In other words, to provide the ability for HPC centers to use Hadoop without setting up a separate cluster (and incurring separate acquisition and management overhead) takes some special blending of what both architectures offer. This, according to a team at HPC Wales, is something that can be done efficiently by building up a YARN-based cluster that can manage both traditional HPC and “big data” workloads.
“Hadoop and HPC workloads share common high-level goals—to ensure the optimal distribution of computation across all the available compute resources while minimizing the overhead caused by I/O,” the HPC Wales team says in a recent paper that outlines their approach and provides Terasort benchmark results to validate their strategy.As the group highlights in the graphic below, there are significant differences in how both HPC and data-intensive computing approaches address the need for high utilization of available compute.
Even though there are common performance and capability goals for HPC and data-intensive jobs, the way HPC and Hadoop achieve these ends is quite different, with HPC focusing on the use of both hardware and interconnects and Hadoop’s reliance on its internal file system (HDFS and other variants) and the way it operates on the data.
With this in mind, the team had to balance the needs of both HPC and data-intensive applications and leverage or diminish the features of both HPC and Hadoop frameworks accordingly, depending on workload.

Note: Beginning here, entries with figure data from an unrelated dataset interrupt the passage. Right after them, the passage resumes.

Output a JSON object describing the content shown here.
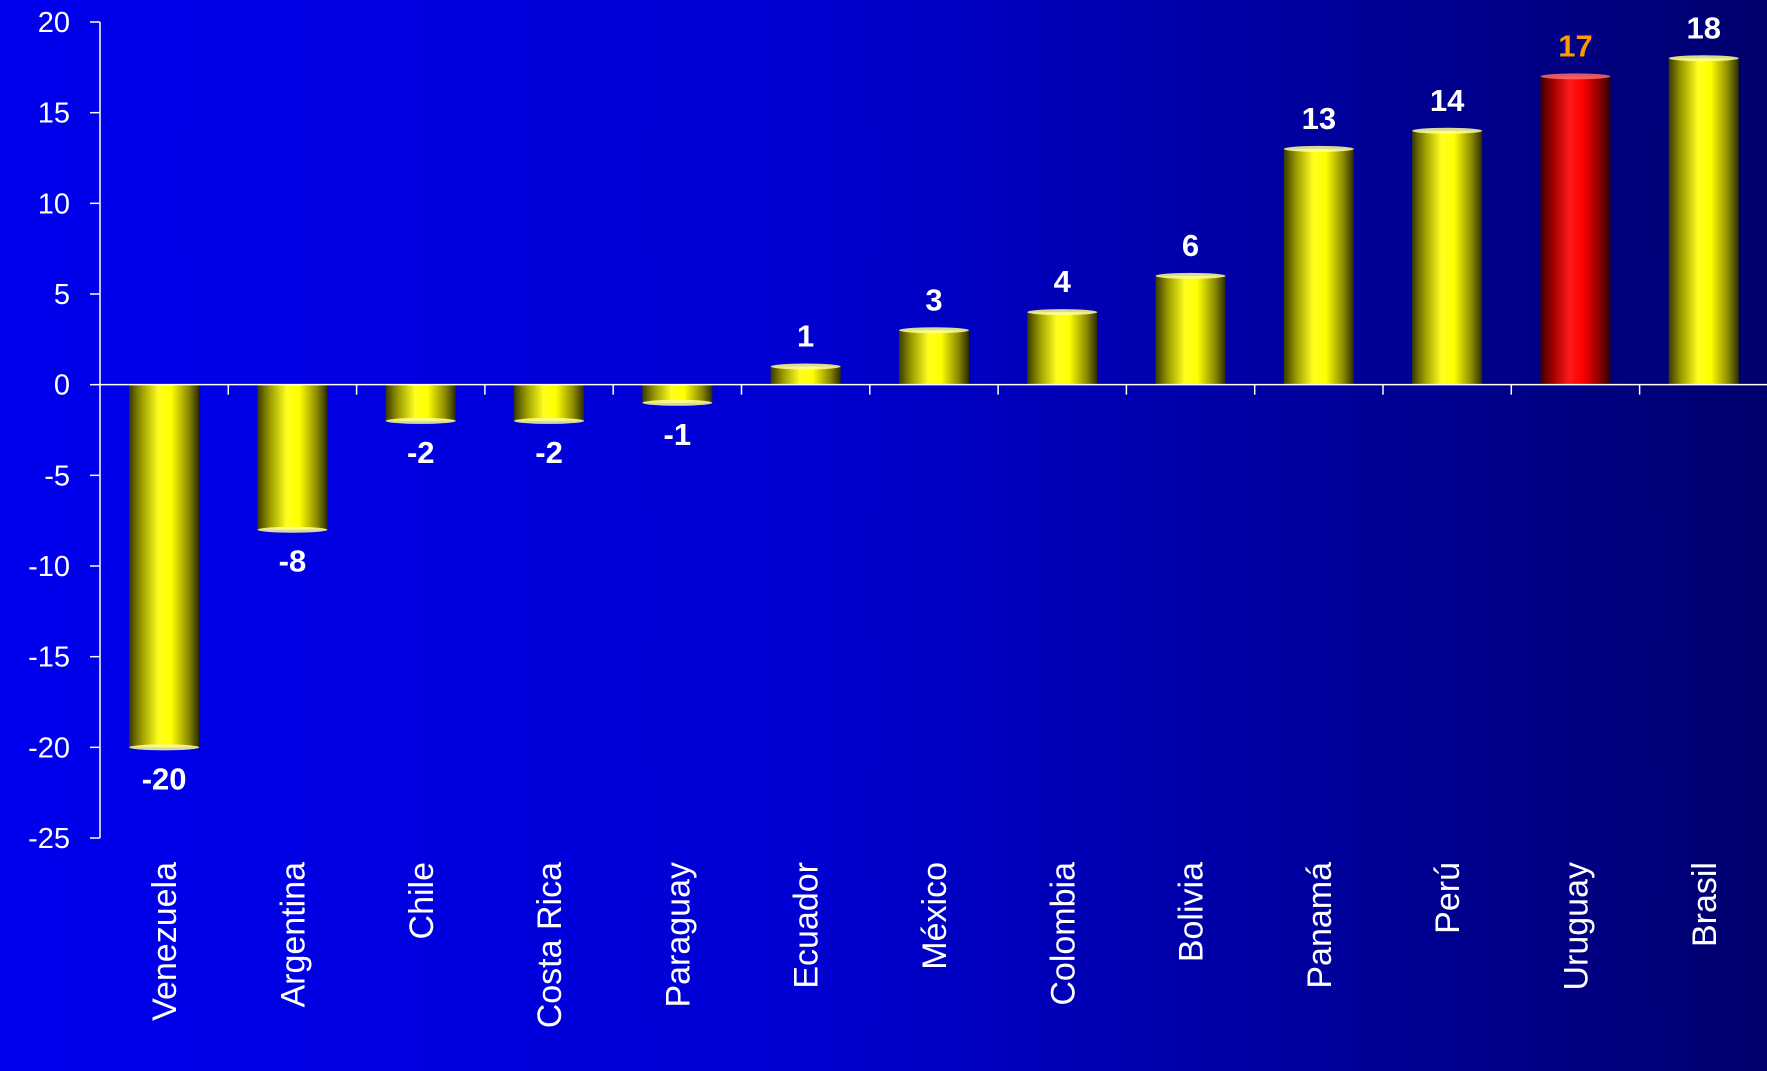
{
  "chart_data": {
    "type": "bar",
    "categories": [
      "Venezuela",
      "Argentina",
      "Chile",
      "Costa Rica",
      "Paraguay",
      "Ecuador",
      "México",
      "Colombia",
      "Bolivia",
      "Panamá",
      "Perú",
      "Uruguay",
      "Brasil"
    ],
    "values": [
      -20,
      -8,
      -2,
      -2,
      -1,
      1,
      3,
      4,
      6,
      13,
      14,
      17,
      18
    ],
    "data_labels": [
      "-20",
      "-8",
      "-2",
      "-2",
      "-1",
      "1",
      "3",
      "4",
      "6",
      "13",
      "14",
      "17",
      "18"
    ],
    "ylim": [
      -25,
      20
    ],
    "yticks": [
      20,
      15,
      10,
      5,
      0,
      -5,
      -10,
      -15,
      -20,
      -25
    ],
    "ytick_labels": [
      "20",
      "15",
      "10",
      "5",
      "0",
      "-5",
      "-10",
      "-15",
      "-20",
      "-25"
    ],
    "grid": false,
    "title": "",
    "xlabel": "",
    "ylabel": "",
    "highlight_category": "Uruguay",
    "colors": {
      "bar": "#ffff00",
      "highlight_bar": "#ff0000",
      "label": "#ffffff",
      "highlight_label": "#ff9900",
      "axis": "#ffffff",
      "background_start": "#0000ee",
      "background_end": "#00006e"
    }
  }
}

The ultimate unified platform they build includes the expected data-intensive tools (Hive, MongoDB, Pig, Hive, etc.) that work seamlessly when stitched together with YARN. These can then be hooked into traditional HPC applications that use things outside the typical big data set, including MP, OpenMP, and CUDA. For this platform, and in harmony with the YARN work, the management is handled with IBM Platform LSF. It is notable as well that the backend file system of choice on the team’s cluster is Lustre.
Ultimately, the scalability of the dataset was as good as they expected, but the bottleneck cropped up around I/O performance that the team says can be tuned by refining key parameters inside both Lustre and the Infiniband network. The performance, according to HPC Wales, was “modest” and while a good base for future efforts, they also need to target how they are using containers for some of the HPC workloads as well as expanding the APIs for users to tap into various capabilities in the system.
HPC Wales is home to the UK’s largest general purpose supercomputing source. With around 17,000 cores available for research and industry on the Fujitsu SynfiniWay systems and many hundreds of users, it is critical for the center to be able to support expanding application areas. Among these is certainly the broad class of data-intensive applications, something the HPC Wales intends to push in their continued development of pushing HPC and Hadoop together with the existing research and benchmarking efforts.